The XX Factor

Planned Parenthood Protesters Tell 3-Year-Olds “They Kill Babies” Outside Their D.C. School

These protesters have promised to stand outside the Washington, D.C., school every week until construction on a nearby Planned Parenthood clinic stops.

Photos from the Two Rivers complaint filing

An elementary and middle school is the latest target for anti-choice protesters in Washington, D.C., where a group of radical activists have staged demonstrations against the nearby construction of a new Planned Parenthood location. On Wednesday, Two Rivers Public Charter School filed a suit in the D.C. Superior Court against five individuals who’ve held signs saying “They kill babies nearby! Tell your parents to stop them” near the school’s entrance and allegedly shown children pictures of bloody fetuses.

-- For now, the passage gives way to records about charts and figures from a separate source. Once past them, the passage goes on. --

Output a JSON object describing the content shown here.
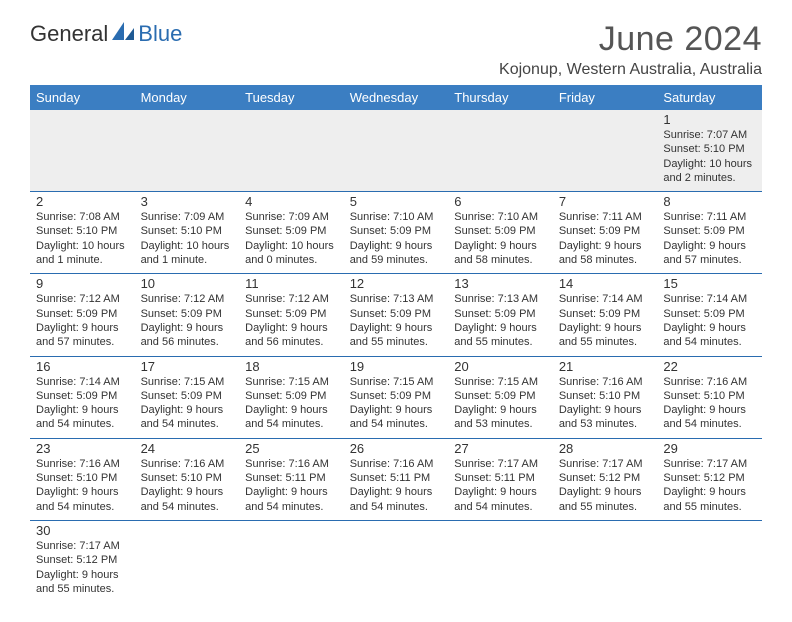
{
  "logo": {
    "text1": "General",
    "text2": "Blue"
  },
  "title": "June 2024",
  "location": "Kojonup, Western Australia, Australia",
  "colors": {
    "headerBg": "#3b7ec2",
    "rowBorder": "#2a6cb0",
    "firstRowBg": "#eeeeee"
  },
  "dayHeaders": [
    "Sunday",
    "Monday",
    "Tuesday",
    "Wednesday",
    "Thursday",
    "Friday",
    "Saturday"
  ],
  "weeks": [
    [
      null,
      null,
      null,
      null,
      null,
      null,
      {
        "n": "1",
        "sr": "Sunrise: 7:07 AM",
        "ss": "Sunset: 5:10 PM",
        "dl": "Daylight: 10 hours and 2 minutes."
      }
    ],
    [
      {
        "n": "2",
        "sr": "Sunrise: 7:08 AM",
        "ss": "Sunset: 5:10 PM",
        "dl": "Daylight: 10 hours and 1 minute."
      },
      {
        "n": "3",
        "sr": "Sunrise: 7:09 AM",
        "ss": "Sunset: 5:10 PM",
        "dl": "Daylight: 10 hours and 1 minute."
      },
      {
        "n": "4",
        "sr": "Sunrise: 7:09 AM",
        "ss": "Sunset: 5:09 PM",
        "dl": "Daylight: 10 hours and 0 minutes."
      },
      {
        "n": "5",
        "sr": "Sunrise: 7:10 AM",
        "ss": "Sunset: 5:09 PM",
        "dl": "Daylight: 9 hours and 59 minutes."
      },
      {
        "n": "6",
        "sr": "Sunrise: 7:10 AM",
        "ss": "Sunset: 5:09 PM",
        "dl": "Daylight: 9 hours and 58 minutes."
      },
      {
        "n": "7",
        "sr": "Sunrise: 7:11 AM",
        "ss": "Sunset: 5:09 PM",
        "dl": "Daylight: 9 hours and 58 minutes."
      },
      {
        "n": "8",
        "sr": "Sunrise: 7:11 AM",
        "ss": "Sunset: 5:09 PM",
        "dl": "Daylight: 9 hours and 57 minutes."
      }
    ],
    [
      {
        "n": "9",
        "sr": "Sunrise: 7:12 AM",
        "ss": "Sunset: 5:09 PM",
        "dl": "Daylight: 9 hours and 57 minutes."
      },
      {
        "n": "10",
        "sr": "Sunrise: 7:12 AM",
        "ss": "Sunset: 5:09 PM",
        "dl": "Daylight: 9 hours and 56 minutes."
      },
      {
        "n": "11",
        "sr": "Sunrise: 7:12 AM",
        "ss": "Sunset: 5:09 PM",
        "dl": "Daylight: 9 hours and 56 minutes."
      },
      {
        "n": "12",
        "sr": "Sunrise: 7:13 AM",
        "ss": "Sunset: 5:09 PM",
        "dl": "Daylight: 9 hours and 55 minutes."
      },
      {
        "n": "13",
        "sr": "Sunrise: 7:13 AM",
        "ss": "Sunset: 5:09 PM",
        "dl": "Daylight: 9 hours and 55 minutes."
      },
      {
        "n": "14",
        "sr": "Sunrise: 7:14 AM",
        "ss": "Sunset: 5:09 PM",
        "dl": "Daylight: 9 hours and 55 minutes."
      },
      {
        "n": "15",
        "sr": "Sunrise: 7:14 AM",
        "ss": "Sunset: 5:09 PM",
        "dl": "Daylight: 9 hours and 54 minutes."
      }
    ],
    [
      {
        "n": "16",
        "sr": "Sunrise: 7:14 AM",
        "ss": "Sunset: 5:09 PM",
        "dl": "Daylight: 9 hours and 54 minutes."
      },
      {
        "n": "17",
        "sr": "Sunrise: 7:15 AM",
        "ss": "Sunset: 5:09 PM",
        "dl": "Daylight: 9 hours and 54 minutes."
      },
      {
        "n": "18",
        "sr": "Sunrise: 7:15 AM",
        "ss": "Sunset: 5:09 PM",
        "dl": "Daylight: 9 hours and 54 minutes."
      },
      {
        "n": "19",
        "sr": "Sunrise: 7:15 AM",
        "ss": "Sunset: 5:09 PM",
        "dl": "Daylight: 9 hours and 54 minutes."
      },
      {
        "n": "20",
        "sr": "Sunrise: 7:15 AM",
        "ss": "Sunset: 5:09 PM",
        "dl": "Daylight: 9 hours and 53 minutes."
      },
      {
        "n": "21",
        "sr": "Sunrise: 7:16 AM",
        "ss": "Sunset: 5:10 PM",
        "dl": "Daylight: 9 hours and 53 minutes."
      },
      {
        "n": "22",
        "sr": "Sunrise: 7:16 AM",
        "ss": "Sunset: 5:10 PM",
        "dl": "Daylight: 9 hours and 54 minutes."
      }
    ],
    [
      {
        "n": "23",
        "sr": "Sunrise: 7:16 AM",
        "ss": "Sunset: 5:10 PM",
        "dl": "Daylight: 9 hours and 54 minutes."
      },
      {
        "n": "24",
        "sr": "Sunrise: 7:16 AM",
        "ss": "Sunset: 5:10 PM",
        "dl": "Daylight: 9 hours and 54 minutes."
      },
      {
        "n": "25",
        "sr": "Sunrise: 7:16 AM",
        "ss": "Sunset: 5:11 PM",
        "dl": "Daylight: 9 hours and 54 minutes."
      },
      {
        "n": "26",
        "sr": "Sunrise: 7:16 AM",
        "ss": "Sunset: 5:11 PM",
        "dl": "Daylight: 9 hours and 54 minutes."
      },
      {
        "n": "27",
        "sr": "Sunrise: 7:17 AM",
        "ss": "Sunset: 5:11 PM",
        "dl": "Daylight: 9 hours and 54 minutes."
      },
      {
        "n": "28",
        "sr": "Sunrise: 7:17 AM",
        "ss": "Sunset: 5:12 PM",
        "dl": "Daylight: 9 hours and 55 minutes."
      },
      {
        "n": "29",
        "sr": "Sunrise: 7:17 AM",
        "ss": "Sunset: 5:12 PM",
        "dl": "Daylight: 9 hours and 55 minutes."
      }
    ],
    [
      {
        "n": "30",
        "sr": "Sunrise: 7:17 AM",
        "ss": "Sunset: 5:12 PM",
        "dl": "Daylight: 9 hours and 55 minutes."
      },
      null,
      null,
      null,
      null,
      null,
      null
    ]
  ]
}
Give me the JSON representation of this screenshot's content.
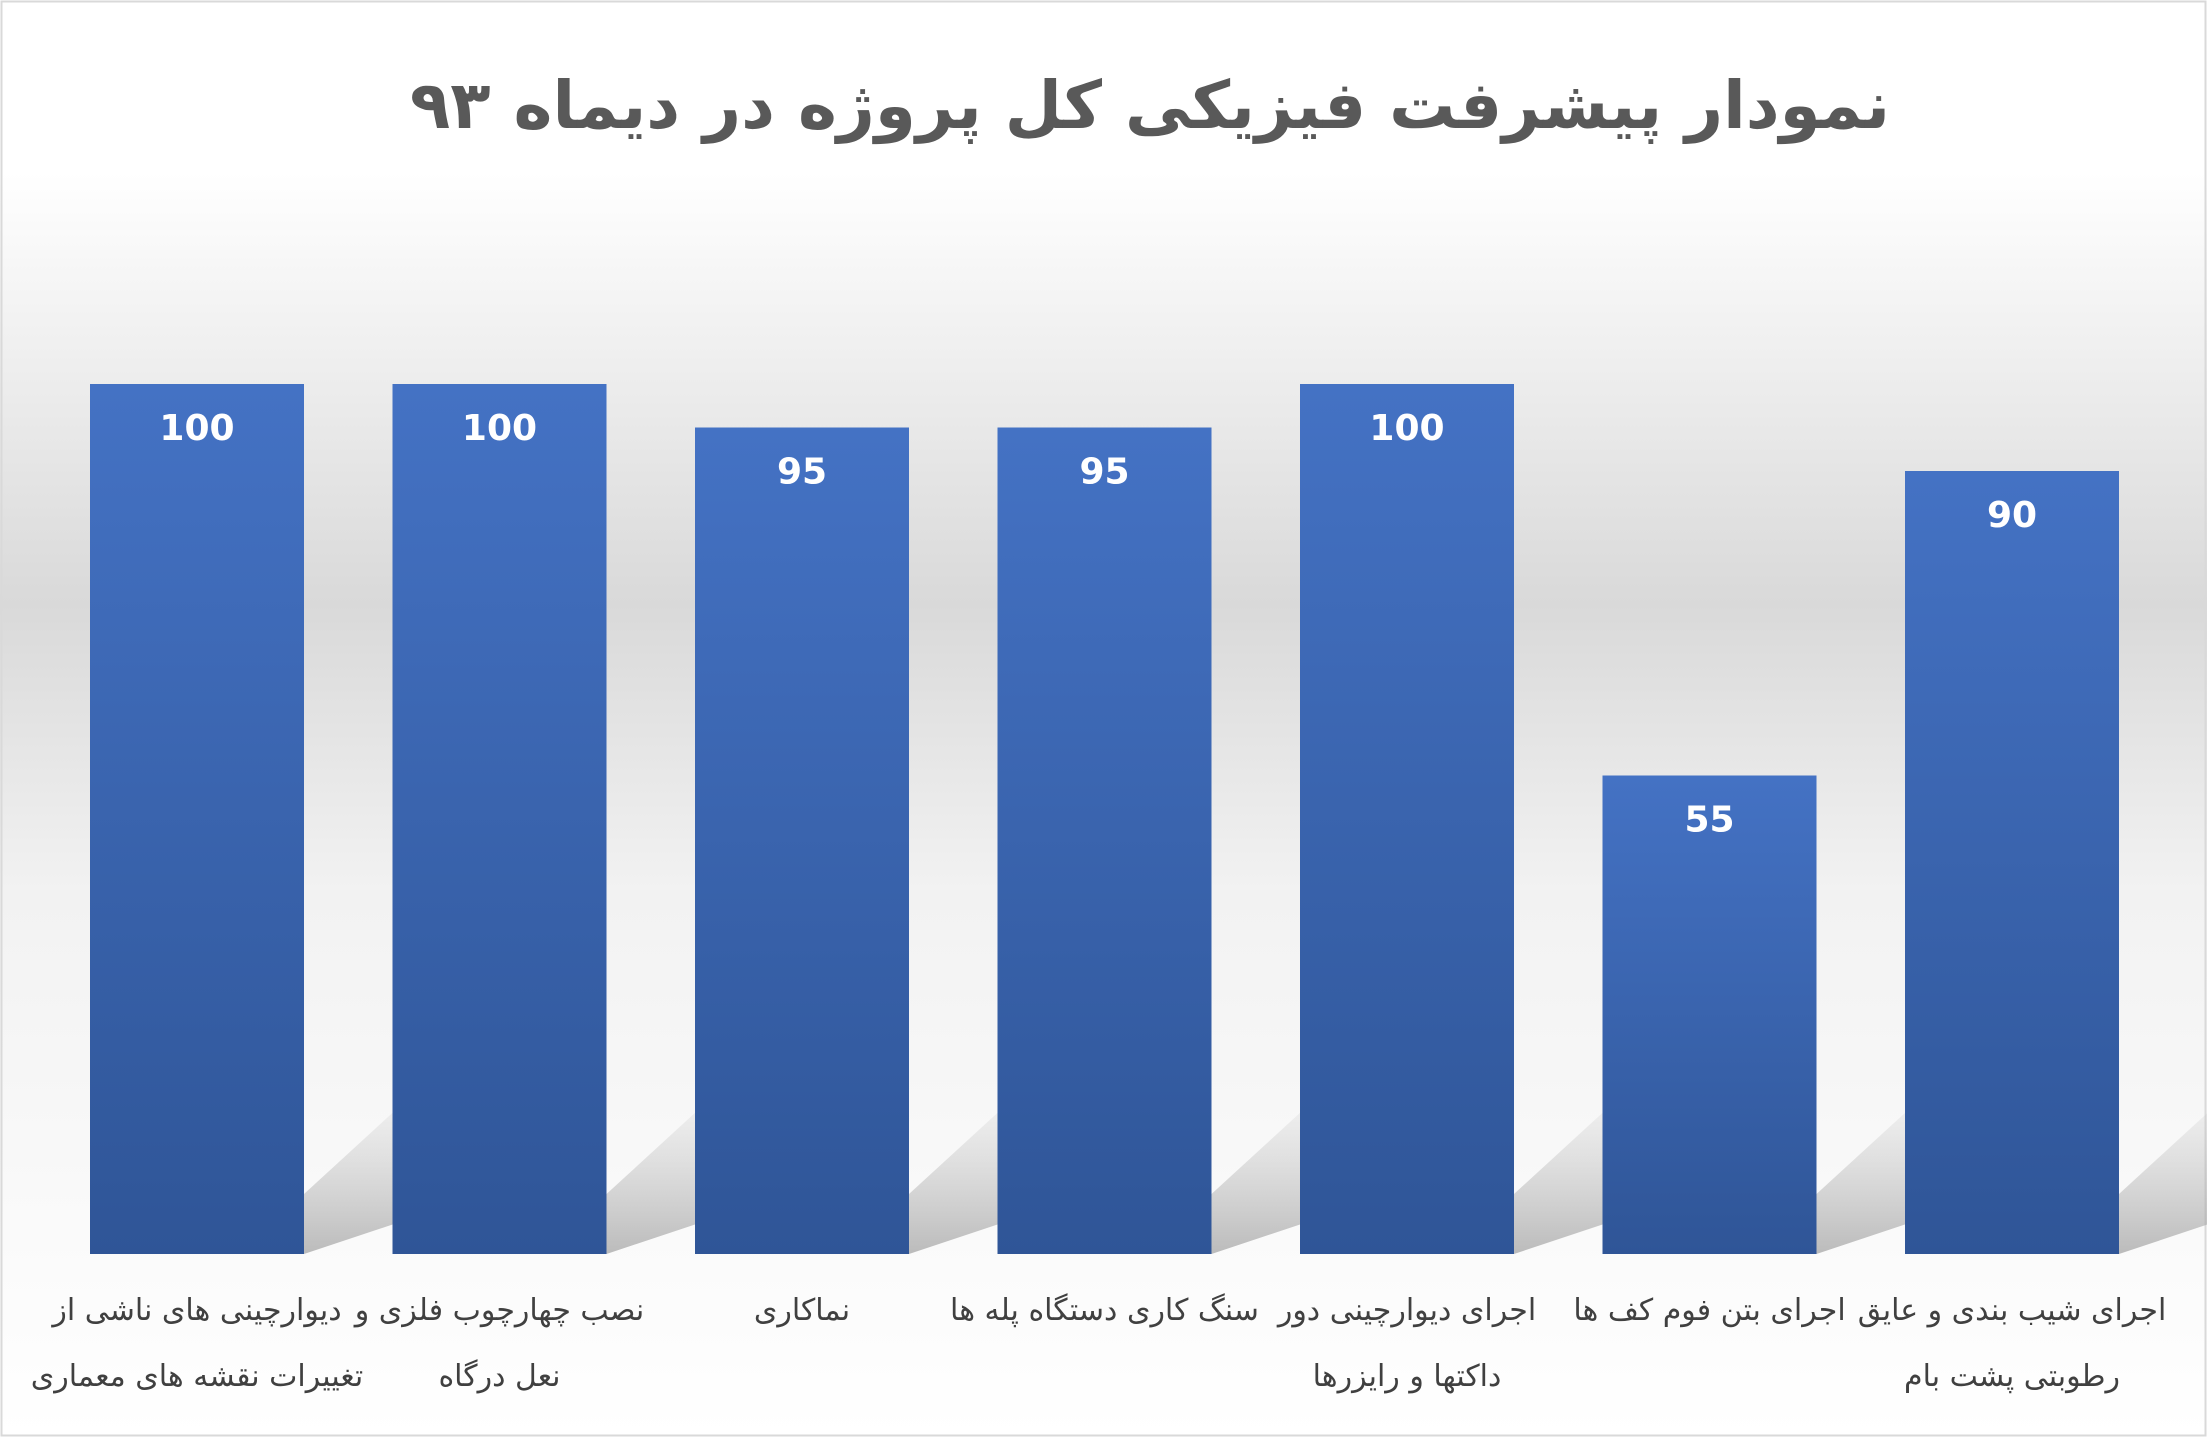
{
  "chart_data": {
    "type": "bar",
    "title": "نمودار پیشرفت فیزیکی کل پروژه در دیماه ۹۳",
    "xlabel": "",
    "ylabel": "",
    "ylim": [
      0,
      100
    ],
    "grid": false,
    "legend": "none",
    "categories": [
      [
        "دیوارچینی های ناشی از",
        "تغییرات نقشه های معماری"
      ],
      [
        "نصب چهارچوب فلزی و",
        "نعل درگاه"
      ],
      [
        "نماکاری"
      ],
      [
        "سنگ کاری دستگاه پله ها"
      ],
      [
        "اجرای دیوارچینی دور",
        "داکتها و رایزرها"
      ],
      [
        "اجرای بتن فوم کف ها"
      ],
      [
        "اجرای شیب بندی و عایق",
        "رطوبتی پشت بام"
      ]
    ],
    "values": [
      100,
      100,
      95,
      95,
      100,
      55,
      90
    ],
    "colors": {
      "bar_top": "#4472C4",
      "bar_bottom": "#2F5597",
      "value_label": "#FFFFFF",
      "title": "#595959",
      "category_label": "#404040"
    }
  }
}
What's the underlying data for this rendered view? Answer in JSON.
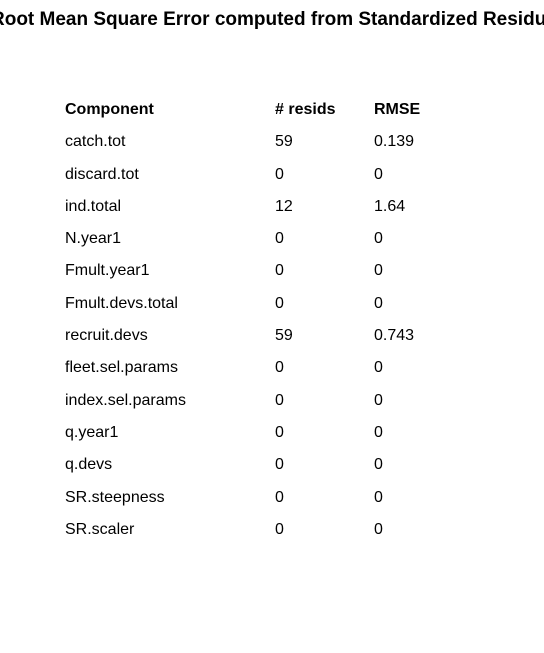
{
  "title": "Root Mean Square Error computed from Standardized Residuals",
  "table": {
    "headers": [
      "Component",
      "# resids",
      "RMSE"
    ],
    "rows": [
      [
        "catch.tot",
        "59",
        "0.139"
      ],
      [
        "discard.tot",
        "0",
        "0"
      ],
      [
        "ind.total",
        "12",
        "1.64"
      ],
      [
        "N.year1",
        "0",
        "0"
      ],
      [
        "Fmult.year1",
        "0",
        "0"
      ],
      [
        "Fmult.devs.total",
        "0",
        "0"
      ],
      [
        "recruit.devs",
        "59",
        "0.743"
      ],
      [
        "fleet.sel.params",
        "0",
        "0"
      ],
      [
        "index.sel.params",
        "0",
        "0"
      ],
      [
        "q.year1",
        "0",
        "0"
      ],
      [
        "q.devs",
        "0",
        "0"
      ],
      [
        "SR.steepness",
        "0",
        "0"
      ],
      [
        "SR.scaler",
        "0",
        "0"
      ]
    ]
  }
}
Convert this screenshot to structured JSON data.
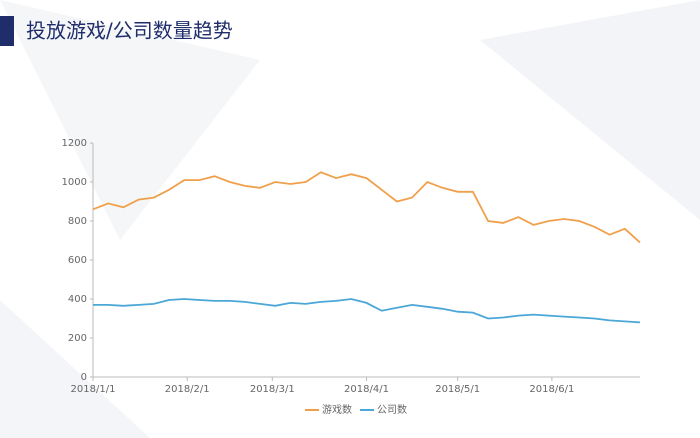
{
  "title": "投放游戏/公司数量趋势",
  "chart_data": {
    "type": "line",
    "x": [
      "2018/1/1",
      "2018/1/6",
      "2018/1/11",
      "2018/1/16",
      "2018/1/21",
      "2018/1/26",
      "2018/1/31",
      "2018/2/5",
      "2018/2/10",
      "2018/2/15",
      "2018/2/20",
      "2018/2/25",
      "2018/3/2",
      "2018/3/7",
      "2018/3/12",
      "2018/3/17",
      "2018/3/22",
      "2018/3/27",
      "2018/4/1",
      "2018/4/6",
      "2018/4/11",
      "2018/4/16",
      "2018/4/21",
      "2018/4/26",
      "2018/5/1",
      "2018/5/6",
      "2018/5/11",
      "2018/5/16",
      "2018/5/21",
      "2018/5/26",
      "2018/5/31",
      "2018/6/5",
      "2018/6/10",
      "2018/6/15",
      "2018/6/20",
      "2018/6/25",
      "2018/6/30"
    ],
    "series": [
      {
        "name": "游戏数",
        "color": "#f0a04b",
        "values": [
          860,
          890,
          870,
          910,
          920,
          960,
          1010,
          1010,
          1030,
          1000,
          980,
          970,
          1000,
          990,
          1000,
          1050,
          1020,
          1040,
          1020,
          960,
          900,
          920,
          1000,
          970,
          950,
          950,
          800,
          790,
          820,
          780,
          800,
          810,
          800,
          770,
          730,
          760,
          690
        ]
      },
      {
        "name": "公司数",
        "color": "#4aa7d8",
        "values": [
          370,
          370,
          365,
          370,
          375,
          395,
          400,
          395,
          390,
          390,
          385,
          375,
          365,
          380,
          375,
          385,
          390,
          400,
          380,
          340,
          355,
          370,
          360,
          350,
          335,
          330,
          300,
          305,
          315,
          320,
          315,
          310,
          305,
          300,
          290,
          285,
          280
        ]
      }
    ],
    "xlim": [
      "2018/1/1",
      "2018/6/30"
    ],
    "xticks": [
      "2018/1/1",
      "2018/2/1",
      "2018/3/1",
      "2018/4/1",
      "2018/5/1",
      "2018/6/1"
    ],
    "ylim": [
      0,
      1200
    ],
    "yticks": [
      0,
      200,
      400,
      600,
      800,
      1000,
      1200
    ],
    "legend": "bottom"
  }
}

The complaint of intentional infliction of emotional distress and causing a private nuisance alleges that the protesters have harassed students as young as 3 years old with talk of a “murder facility” and “baby-killing center” that’s set to open next door to the school in the spring. According to the school, the activists have been at it on several occasions since the first day of classes in September—obstructing the drop-off lane, following children to the school’s entrances, and forcing administrators to keep children inside during recess. It’s gotten so bad that they may cancel class on Jan. 21, the day before D.C.’s annual March for Life.

“Defendants’ plan is to stop the construction of the adjacent Planned Parenthood facility by engaging in a concerted effort to aggressively confront students, harm their emotional well-being, upset their parents and guardians, and ultimately damage the school’s reputation within the community,” the complaint reads. One student was so upset by the protesters’ actions, the complaint alleges, that he had to go home sick and only agreed to return the next day if the school counselor met him at the front door.

Two Rivers officials have good reason to worry. One of the protesters, Maryland resident Robert Weiler Jr., has a disturbing rap sheet: In 2006, at 26 years old, he pled guilty to plotting to bomb a College Park, Maryland, abortion clinic and shoot the doctors there. Following a tip from Weiler’s parents, police questioned Weiler, who admitted to possessing a homemade pipe bomb and a firearm he’d stolen from a friend. Weiler served five years in prison for those crimes, and was arrested again in 2014 for disorderly conduct and assaulting a police officer outside the same abortion clinic he’d planned to attack.

The Washington Post reports that, in a letter, executive director Jessica Wodatch assured parents of Two Rivers students that the school was not endorsing pro-choice politics. “We are a diverse community with different viewpoints on the issue,” wrote Wodatch. “Our students are caught up in a controversy that is not about them—our goal is to allow them safe passage to school.”

One of the protesters, Jonathan Darnel, sent his own email to Two Rivers administrators: “I’m sure you don’t want to see me, my anti-abortion friends and our graphic images any more than we want to be in your neighborhood,” it read, warning the school of the “abortion-minded women” who’ll be walking near the school and the overtures Planned Parenthood will make to “hook [students] on the perverse sexual lifestyle that they promote.” The activists have threatened to “be back every week” if the Planned Parenthood construction goes forward.

The school has petitioned for the court to keep protesters from talking to or approaching its students near the school. Darnel told the Post that the lawsuit is “typical of our culture,” and Two Rivers should be suing Planned Parenthood instead. In his words: “We blame the messenger instead of the message.”